Una victoria que casi vale un título

Dominio absoluto. Sólo se puede calificar así la victoria de Fernando Alonso en el Gran Premio de Alemania 2012. El piloto español ha demostrado que está en su mejor momento de forma, tal y como dijo en la previa de esta carrera, y a esto se ha unido la propia mejora de Ferrari, que a día de hoy tiene el monoplaza más completo de la parrilla, con permiso de los polémicos Red Bull, a los que la FIA ya tiene en el objetivo por las dudas que generan sus motores.

La salida de Fernando Alonso fue, como era de prever, digna de manual. El piloto asturiano sostuvo el primer puesto sin problemas, mientras por detrás Sebastian Vettel y Michael Schumacher se tanteaban en la lucha por el segundo puesto, con victoria parcial del supuesto heredero del káiser. De hecho, poco a poco el heptacampeón fue perdiendo comba con los de arriba, y su lucha comenzó más que por el segundo por sostener el tercer puesto, por el que tuvo que bregar con Jenson Button, que tardó unas pocas vueltas en deshacerse del Mercedes.

Quien sí tuvo problemas fue Lewis Hamilton, que pinchó a principio de carrera, continuando así la mala racha que lleva el equipo McLaren en esta temporada. El británico, como su ‘archienemigo’ Massa, tuvieron que realizar paradas imprevistas en boxes. En este caso, el brasileño de Ferrari perdió el alerón por un toque en la salida, por lo que su objetivo de acabar quinto se alejó demasiado pronto.

Hamilton, el invitado inesperado

Fernando Alonso intentó cultivar su victoria sobre una máxima, básica y completamente obvia, pero que no siempre funciona en las carreras: mantener la distancia con los perseguidores. Vettel y Button comenzaron, en el segundo stint de neumáticos, a recortar distancias con el de Ferrari, pero para Alonso le vino del cielo un aliado inesperado: el propio Lewis Hamilton. El inglés, que estaba rodando decimoséptimo e iba doblado por su incidente a principio de carrera, comenzó una irreal lucha con Vettel, al que le hizo perder mucho tiempo con respecto al líder. Bien es verdad que el de McLaren llevaba un ritmo muy superior, e incluso marcó vuelta rápida en esos momentos, pero el enfado que se llevó el vigente campeón fue monumental.

El ritmo de Hamilton provocó que intentara acabar de desdoblarse con respecto a Alonso, que acabó viéndose en plena defensa con un piloto que no estaba luchando con él. El ansia de competitividad de Hamilton provocó esta rocambolesca situación, que como segunda consecuencia provocó que Button y Vettel se acercasen aún más, hasta que el campeón de 2009 montó su segundo juego de neumáticos duros para llegar hasta el final de la carrera. Justo después, Alonso y Vettel entraron juntos a boxes para realizar sus segundos cambios de neumáticos, pero lejos de ganarle la posición a Alonso, fue el de McLaren el que le ganó la posición al de Red Bull. El ritmo de Button ya hacía pensar que iba a ser el principal rival del español por la victoria.

Button hace sudar al líder

Habiéndose deshecho ya de Vettel, Button comenzó a volar hacia Alonso. El piloto inglés, que hasta el momento no había pasado su mejor época, se colocó a tiro de DRS en apenas cuatro vueltas, y a Alonso le comenzaron a acechar fantasmas de carreras anteriores. Llegó a estar a algo menos de cuatro décimas, pero la irrupción de los doblados, y la mejora de rendimiento de los neumáticos del español, le permitieron separarse lo suficiente como para que la amenaza de Button por los retrovisores se hiciera cada vez más pequeña.

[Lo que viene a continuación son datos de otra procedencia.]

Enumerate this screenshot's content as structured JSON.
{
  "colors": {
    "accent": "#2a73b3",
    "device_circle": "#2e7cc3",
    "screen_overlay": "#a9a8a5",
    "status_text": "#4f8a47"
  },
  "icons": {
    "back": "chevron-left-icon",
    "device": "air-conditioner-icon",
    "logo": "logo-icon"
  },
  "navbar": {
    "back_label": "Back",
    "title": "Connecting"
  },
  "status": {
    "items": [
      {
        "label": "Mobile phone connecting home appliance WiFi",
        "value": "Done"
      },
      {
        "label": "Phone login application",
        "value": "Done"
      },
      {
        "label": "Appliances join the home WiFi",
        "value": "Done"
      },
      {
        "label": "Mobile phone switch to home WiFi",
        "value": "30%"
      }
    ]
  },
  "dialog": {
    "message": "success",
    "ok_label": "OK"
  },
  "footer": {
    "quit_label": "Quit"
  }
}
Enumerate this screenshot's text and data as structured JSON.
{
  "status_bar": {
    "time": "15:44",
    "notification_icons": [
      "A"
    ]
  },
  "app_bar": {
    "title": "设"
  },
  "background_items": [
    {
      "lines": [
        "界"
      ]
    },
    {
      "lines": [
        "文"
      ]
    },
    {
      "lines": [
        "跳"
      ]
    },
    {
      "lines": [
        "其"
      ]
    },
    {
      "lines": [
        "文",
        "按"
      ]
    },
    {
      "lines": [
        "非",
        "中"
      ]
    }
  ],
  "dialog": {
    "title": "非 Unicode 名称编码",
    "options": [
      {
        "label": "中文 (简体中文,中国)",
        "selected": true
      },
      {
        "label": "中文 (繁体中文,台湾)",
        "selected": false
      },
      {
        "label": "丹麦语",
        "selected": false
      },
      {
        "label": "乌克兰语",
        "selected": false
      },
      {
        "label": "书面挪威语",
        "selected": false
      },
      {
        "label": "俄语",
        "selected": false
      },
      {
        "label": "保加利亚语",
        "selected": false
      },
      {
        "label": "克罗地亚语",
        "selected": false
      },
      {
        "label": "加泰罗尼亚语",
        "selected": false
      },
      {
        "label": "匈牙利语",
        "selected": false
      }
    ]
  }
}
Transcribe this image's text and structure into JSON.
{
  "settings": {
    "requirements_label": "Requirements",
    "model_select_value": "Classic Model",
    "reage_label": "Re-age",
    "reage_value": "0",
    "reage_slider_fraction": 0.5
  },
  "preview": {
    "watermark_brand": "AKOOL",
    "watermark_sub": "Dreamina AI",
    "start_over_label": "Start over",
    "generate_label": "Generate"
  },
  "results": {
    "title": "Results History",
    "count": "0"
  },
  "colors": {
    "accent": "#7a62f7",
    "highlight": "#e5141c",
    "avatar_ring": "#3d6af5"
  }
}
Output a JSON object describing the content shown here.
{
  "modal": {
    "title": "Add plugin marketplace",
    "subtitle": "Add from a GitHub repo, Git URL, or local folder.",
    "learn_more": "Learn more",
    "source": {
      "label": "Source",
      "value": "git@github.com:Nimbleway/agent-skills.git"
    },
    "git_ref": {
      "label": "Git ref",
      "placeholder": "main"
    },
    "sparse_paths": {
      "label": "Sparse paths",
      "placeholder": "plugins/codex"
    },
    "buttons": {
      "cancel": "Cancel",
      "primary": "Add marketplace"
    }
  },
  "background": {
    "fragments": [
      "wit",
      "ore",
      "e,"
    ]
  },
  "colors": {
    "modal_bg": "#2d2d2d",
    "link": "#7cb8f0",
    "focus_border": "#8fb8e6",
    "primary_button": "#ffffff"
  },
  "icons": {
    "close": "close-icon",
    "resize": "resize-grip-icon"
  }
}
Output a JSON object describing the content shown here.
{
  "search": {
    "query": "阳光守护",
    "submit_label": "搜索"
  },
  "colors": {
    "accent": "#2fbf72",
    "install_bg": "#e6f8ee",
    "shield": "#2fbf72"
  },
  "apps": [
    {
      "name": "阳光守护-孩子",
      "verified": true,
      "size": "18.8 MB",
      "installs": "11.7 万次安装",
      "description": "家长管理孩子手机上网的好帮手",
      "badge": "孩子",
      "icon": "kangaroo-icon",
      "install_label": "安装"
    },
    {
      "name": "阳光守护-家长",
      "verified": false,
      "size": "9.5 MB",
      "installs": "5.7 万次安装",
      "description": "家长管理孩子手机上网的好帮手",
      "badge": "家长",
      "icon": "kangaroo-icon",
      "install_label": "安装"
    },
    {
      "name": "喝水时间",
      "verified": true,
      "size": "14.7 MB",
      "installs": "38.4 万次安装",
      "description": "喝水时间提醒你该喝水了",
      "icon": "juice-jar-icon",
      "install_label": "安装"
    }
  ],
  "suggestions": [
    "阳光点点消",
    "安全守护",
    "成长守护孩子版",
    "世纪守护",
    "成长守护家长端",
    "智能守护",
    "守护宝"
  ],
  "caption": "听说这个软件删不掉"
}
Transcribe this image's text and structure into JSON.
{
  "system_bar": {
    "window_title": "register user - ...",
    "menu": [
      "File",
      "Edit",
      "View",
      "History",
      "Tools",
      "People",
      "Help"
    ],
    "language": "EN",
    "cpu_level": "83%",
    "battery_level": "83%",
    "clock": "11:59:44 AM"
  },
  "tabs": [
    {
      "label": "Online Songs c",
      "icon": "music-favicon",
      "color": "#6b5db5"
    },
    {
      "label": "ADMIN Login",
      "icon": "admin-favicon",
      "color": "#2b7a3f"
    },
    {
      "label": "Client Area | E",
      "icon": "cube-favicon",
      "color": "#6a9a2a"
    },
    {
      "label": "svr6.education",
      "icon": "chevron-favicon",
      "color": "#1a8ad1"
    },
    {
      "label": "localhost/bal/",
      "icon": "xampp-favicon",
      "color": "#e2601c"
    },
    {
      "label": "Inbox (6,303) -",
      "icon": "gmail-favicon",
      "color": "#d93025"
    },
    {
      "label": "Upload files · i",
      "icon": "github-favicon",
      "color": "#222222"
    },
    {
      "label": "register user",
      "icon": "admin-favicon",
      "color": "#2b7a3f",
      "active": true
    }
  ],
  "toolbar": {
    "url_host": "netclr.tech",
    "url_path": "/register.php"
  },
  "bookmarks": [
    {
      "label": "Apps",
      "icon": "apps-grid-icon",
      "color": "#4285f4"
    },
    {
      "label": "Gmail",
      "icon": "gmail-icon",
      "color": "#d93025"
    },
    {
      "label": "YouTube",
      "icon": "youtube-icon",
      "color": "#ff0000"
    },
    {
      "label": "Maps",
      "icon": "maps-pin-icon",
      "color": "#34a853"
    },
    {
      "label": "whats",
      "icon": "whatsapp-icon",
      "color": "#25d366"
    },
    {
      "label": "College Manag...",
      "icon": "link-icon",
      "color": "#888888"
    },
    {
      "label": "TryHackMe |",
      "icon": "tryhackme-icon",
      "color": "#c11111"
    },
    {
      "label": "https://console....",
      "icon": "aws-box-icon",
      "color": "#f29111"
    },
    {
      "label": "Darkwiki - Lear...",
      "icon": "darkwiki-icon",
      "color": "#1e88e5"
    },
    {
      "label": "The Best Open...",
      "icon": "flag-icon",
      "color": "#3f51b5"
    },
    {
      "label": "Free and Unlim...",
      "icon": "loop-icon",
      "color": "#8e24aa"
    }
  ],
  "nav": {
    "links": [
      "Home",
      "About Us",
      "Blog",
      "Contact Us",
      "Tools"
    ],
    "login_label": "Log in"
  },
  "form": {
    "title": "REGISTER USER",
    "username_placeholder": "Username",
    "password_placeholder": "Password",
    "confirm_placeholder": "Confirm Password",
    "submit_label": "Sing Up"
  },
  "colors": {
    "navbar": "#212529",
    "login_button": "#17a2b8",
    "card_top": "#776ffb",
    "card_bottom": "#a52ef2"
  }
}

Entre uno y otro comenzaron a hacerse la goma, y al final Button se vio obligado a luchar con Vettel. No sin polémica, el de Red Bull pasó al de McLaren, aunque por fuera de la pista. En apenas unas horas, la FIA investigó dos veces a la escudería de las bebidas energéticas: primero por sus mapas en los motores, y después por esta acción de Vettel. Ahora mismo, el segundo puesto de Vettel es aún provisional.

En cualquier caso, esta victoria de Alonso es el mayor premio posible. Después de las victorias de Malasia y Valencia, esta ha sido la única en la que no ha tenido que sufrir de más, ni se ha visto perjudicado ni ayudado por las condiciones climáticas. Ahora mismo, Alonso está en condiciones de declararse máximo favorito por el título, y de momento no hay quien le tosa.